Actually, there is one more catch: there is a bit too much sludge and noise here for my liking — for all their love of distortion, Bardo Pond are really at their best when they tone down the tide and rock you to unconsciousness with slow, echoey, transcendental-meditation-type patterns. On Lapsed, there is only one such number — ʽAldrinʼ comes in last and does the right thing for the longest time (14:19), with a single «delayed» bass line providing the foundation and subsequent layers of Isobel's somnambulant voice and psycho guitars slowly... very slowly transform it from a threatening rumble to all-out roar.

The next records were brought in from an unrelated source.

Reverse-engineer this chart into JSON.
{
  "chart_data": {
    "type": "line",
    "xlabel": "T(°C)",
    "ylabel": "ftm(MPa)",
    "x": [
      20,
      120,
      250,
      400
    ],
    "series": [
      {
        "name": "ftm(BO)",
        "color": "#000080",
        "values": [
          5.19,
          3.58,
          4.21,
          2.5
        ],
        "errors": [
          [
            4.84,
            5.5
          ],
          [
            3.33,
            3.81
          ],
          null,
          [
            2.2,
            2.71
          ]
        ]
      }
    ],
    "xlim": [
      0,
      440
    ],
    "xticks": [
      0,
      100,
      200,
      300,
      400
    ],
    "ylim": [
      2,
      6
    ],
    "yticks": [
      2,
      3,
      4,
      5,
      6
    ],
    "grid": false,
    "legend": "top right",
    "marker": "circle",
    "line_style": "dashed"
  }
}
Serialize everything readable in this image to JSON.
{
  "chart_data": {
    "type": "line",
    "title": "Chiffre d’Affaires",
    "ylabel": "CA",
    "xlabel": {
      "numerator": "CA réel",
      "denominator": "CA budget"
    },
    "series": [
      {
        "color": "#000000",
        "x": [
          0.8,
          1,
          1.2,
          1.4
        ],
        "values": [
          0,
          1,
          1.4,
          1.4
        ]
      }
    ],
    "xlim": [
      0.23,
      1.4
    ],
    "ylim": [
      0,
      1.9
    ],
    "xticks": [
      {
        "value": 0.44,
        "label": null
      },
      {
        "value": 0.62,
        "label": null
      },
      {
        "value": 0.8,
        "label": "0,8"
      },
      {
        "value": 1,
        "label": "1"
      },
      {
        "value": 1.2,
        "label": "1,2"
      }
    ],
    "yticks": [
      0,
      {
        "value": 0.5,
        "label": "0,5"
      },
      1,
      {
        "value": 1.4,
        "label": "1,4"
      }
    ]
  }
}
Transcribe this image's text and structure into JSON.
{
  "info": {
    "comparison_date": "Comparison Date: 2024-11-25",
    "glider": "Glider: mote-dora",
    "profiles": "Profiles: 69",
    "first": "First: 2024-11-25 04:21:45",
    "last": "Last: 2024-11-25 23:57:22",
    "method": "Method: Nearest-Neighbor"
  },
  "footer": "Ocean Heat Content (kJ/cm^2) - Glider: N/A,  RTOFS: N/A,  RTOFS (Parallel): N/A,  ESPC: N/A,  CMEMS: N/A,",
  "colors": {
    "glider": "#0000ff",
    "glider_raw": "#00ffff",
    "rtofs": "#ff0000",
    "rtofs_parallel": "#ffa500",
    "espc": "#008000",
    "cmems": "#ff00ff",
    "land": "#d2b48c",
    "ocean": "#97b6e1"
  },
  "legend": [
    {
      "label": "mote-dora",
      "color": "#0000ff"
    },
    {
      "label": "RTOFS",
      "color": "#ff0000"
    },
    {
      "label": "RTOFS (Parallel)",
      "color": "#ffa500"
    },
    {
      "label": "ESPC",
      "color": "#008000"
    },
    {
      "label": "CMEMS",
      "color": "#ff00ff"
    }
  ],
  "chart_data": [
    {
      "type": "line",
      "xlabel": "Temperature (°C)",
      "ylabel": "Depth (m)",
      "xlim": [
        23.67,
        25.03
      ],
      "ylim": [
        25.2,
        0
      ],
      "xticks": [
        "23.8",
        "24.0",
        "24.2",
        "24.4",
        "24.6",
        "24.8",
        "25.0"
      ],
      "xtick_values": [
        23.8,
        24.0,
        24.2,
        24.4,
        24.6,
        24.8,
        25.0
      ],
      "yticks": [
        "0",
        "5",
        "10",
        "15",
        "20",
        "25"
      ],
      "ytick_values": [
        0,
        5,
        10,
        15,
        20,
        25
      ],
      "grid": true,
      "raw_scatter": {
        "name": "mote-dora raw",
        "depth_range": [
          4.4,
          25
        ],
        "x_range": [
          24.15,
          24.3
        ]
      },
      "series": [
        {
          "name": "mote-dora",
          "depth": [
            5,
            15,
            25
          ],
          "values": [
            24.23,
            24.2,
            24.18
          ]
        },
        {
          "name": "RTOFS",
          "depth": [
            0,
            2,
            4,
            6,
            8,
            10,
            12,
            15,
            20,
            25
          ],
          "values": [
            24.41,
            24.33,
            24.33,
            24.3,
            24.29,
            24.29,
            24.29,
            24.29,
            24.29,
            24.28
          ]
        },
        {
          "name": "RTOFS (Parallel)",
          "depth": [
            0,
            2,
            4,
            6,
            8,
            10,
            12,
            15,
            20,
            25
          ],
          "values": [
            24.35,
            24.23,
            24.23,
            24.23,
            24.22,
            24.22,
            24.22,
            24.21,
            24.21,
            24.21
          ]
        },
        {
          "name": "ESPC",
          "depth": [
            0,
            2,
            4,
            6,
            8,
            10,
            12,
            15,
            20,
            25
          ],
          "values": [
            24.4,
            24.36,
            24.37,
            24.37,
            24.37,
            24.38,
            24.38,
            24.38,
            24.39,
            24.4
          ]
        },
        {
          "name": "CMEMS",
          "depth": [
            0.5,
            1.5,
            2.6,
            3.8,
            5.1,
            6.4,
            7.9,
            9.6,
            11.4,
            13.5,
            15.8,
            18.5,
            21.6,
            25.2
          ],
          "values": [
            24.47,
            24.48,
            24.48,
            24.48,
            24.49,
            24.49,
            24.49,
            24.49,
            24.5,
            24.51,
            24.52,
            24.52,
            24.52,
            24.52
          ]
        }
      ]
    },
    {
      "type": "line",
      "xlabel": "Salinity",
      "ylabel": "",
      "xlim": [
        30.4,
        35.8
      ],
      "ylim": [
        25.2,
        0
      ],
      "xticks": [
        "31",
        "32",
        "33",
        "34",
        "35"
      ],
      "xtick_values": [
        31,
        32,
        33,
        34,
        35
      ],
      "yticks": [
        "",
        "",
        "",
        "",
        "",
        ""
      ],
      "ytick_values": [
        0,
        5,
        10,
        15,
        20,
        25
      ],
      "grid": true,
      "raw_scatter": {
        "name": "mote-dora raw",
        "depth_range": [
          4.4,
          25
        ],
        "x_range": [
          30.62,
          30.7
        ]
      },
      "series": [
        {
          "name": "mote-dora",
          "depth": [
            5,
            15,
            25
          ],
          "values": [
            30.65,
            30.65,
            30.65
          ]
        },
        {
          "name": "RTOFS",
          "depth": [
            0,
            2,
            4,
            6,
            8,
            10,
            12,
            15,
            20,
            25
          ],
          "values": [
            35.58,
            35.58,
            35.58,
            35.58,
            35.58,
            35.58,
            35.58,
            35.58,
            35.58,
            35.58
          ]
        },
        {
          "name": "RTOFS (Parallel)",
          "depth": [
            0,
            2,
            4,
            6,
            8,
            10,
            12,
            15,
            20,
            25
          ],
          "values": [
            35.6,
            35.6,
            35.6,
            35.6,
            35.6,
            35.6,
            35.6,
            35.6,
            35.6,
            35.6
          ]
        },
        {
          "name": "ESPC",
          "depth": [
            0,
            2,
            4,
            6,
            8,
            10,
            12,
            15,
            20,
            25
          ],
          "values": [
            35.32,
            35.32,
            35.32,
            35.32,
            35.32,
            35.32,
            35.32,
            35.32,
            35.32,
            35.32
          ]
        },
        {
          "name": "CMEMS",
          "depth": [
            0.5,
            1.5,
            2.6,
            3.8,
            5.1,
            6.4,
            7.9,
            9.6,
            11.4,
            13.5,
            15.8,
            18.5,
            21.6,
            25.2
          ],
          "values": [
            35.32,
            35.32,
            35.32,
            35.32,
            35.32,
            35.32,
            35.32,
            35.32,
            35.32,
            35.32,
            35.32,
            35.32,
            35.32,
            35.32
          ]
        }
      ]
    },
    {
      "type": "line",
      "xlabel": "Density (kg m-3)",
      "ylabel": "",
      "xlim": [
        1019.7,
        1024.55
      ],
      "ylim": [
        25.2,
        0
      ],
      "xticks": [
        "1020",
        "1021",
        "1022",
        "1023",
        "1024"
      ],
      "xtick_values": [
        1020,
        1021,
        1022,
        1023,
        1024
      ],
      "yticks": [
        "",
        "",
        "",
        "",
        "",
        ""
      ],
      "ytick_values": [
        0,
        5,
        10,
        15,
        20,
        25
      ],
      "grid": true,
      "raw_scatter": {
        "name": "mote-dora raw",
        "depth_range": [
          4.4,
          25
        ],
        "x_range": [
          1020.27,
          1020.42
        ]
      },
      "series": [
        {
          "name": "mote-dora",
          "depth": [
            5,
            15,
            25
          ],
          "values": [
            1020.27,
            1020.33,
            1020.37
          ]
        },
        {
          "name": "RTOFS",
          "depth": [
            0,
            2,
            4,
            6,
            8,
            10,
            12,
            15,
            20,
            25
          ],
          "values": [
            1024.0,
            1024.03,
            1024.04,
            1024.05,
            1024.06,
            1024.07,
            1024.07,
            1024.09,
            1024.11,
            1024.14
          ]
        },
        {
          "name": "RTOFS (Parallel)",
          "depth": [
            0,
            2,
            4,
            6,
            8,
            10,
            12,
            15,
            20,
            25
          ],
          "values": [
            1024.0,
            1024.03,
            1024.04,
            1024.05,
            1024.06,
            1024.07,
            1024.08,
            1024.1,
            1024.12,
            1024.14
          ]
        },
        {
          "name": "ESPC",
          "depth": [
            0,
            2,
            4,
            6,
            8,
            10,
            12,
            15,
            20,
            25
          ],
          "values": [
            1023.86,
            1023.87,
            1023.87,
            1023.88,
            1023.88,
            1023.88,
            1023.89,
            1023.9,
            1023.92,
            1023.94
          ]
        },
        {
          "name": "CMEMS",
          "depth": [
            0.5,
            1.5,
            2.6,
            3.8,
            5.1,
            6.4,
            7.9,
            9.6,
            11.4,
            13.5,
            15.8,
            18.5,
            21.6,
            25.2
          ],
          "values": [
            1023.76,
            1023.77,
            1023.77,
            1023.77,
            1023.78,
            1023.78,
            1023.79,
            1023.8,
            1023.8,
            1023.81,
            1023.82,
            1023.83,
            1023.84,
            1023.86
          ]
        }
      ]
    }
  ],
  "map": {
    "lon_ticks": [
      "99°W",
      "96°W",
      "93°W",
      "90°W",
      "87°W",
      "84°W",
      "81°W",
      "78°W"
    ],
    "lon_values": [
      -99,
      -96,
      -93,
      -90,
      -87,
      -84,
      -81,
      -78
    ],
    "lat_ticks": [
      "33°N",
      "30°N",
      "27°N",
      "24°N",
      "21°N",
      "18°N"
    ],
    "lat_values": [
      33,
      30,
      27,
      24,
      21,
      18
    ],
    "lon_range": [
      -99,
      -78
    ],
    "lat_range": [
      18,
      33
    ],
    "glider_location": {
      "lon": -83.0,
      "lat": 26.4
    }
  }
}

The crescendo is handled perfectly: it is only once the peak level has been attained that the tune runs out of further things to say — it should have been cut off somewhere around the twelve minutes mark, I'd say, in an ʽI Want Youʼ-type manner, but then again, what do I really know about the regulations of modern day musical shamanism...

As for the other tracks, well, this time around we may perceive a little extra emphasis on distorted slide guitars — they enter the picture on track two, ʽPick My Brainʼ, in delightfully «poisonous» mode (think Allman Brothers who suddenly decided to do something in Black Sabbath style), and then reappear on ʽStraw Dogʼ where they are further overloaded with a wah-wah effect. Both of these slide patterns, as predictably repetitive as they are, work far more efficiently on my brain than the simpler, cruder Neil Young-ish sludge of ʽTommy Gun Angelʼ and ʽFluxʼ, or the deeply mixed space-rock ambience of ʽGreen Manʼ — see, these guys are really quite diverse, but some­how their «pseudo-roots-rock jamming» seems more interesting here than their psychedelic drones and sheer noise excursions.

Nevertheless, passing individual judgements on this stuff makes about as much sense as trying to memorize all fourteen minutes of ʽAldrinʼ and then hum them to your friends. You either hate Bardo Pond as an institution, or you respect them and own exactly one of their albums (in which case Lapsed, being so short, is not it), or you love them and then they can do no wrong — even if with music like this, they could have very easily pushed out fifteen LPs per year (like their some­what ideologically similar Japanese colleagues, Acid Mothers' Temple). Then again, with this «shortened» approach they might really be trying to tell us that they do care about each single second, and that the point is that you should engulf yourself in all the tiny intricacies — so par­don me in advance if I am in too much of a hustle-bustle here, missing all the expected epiphanies and the final enlightenment.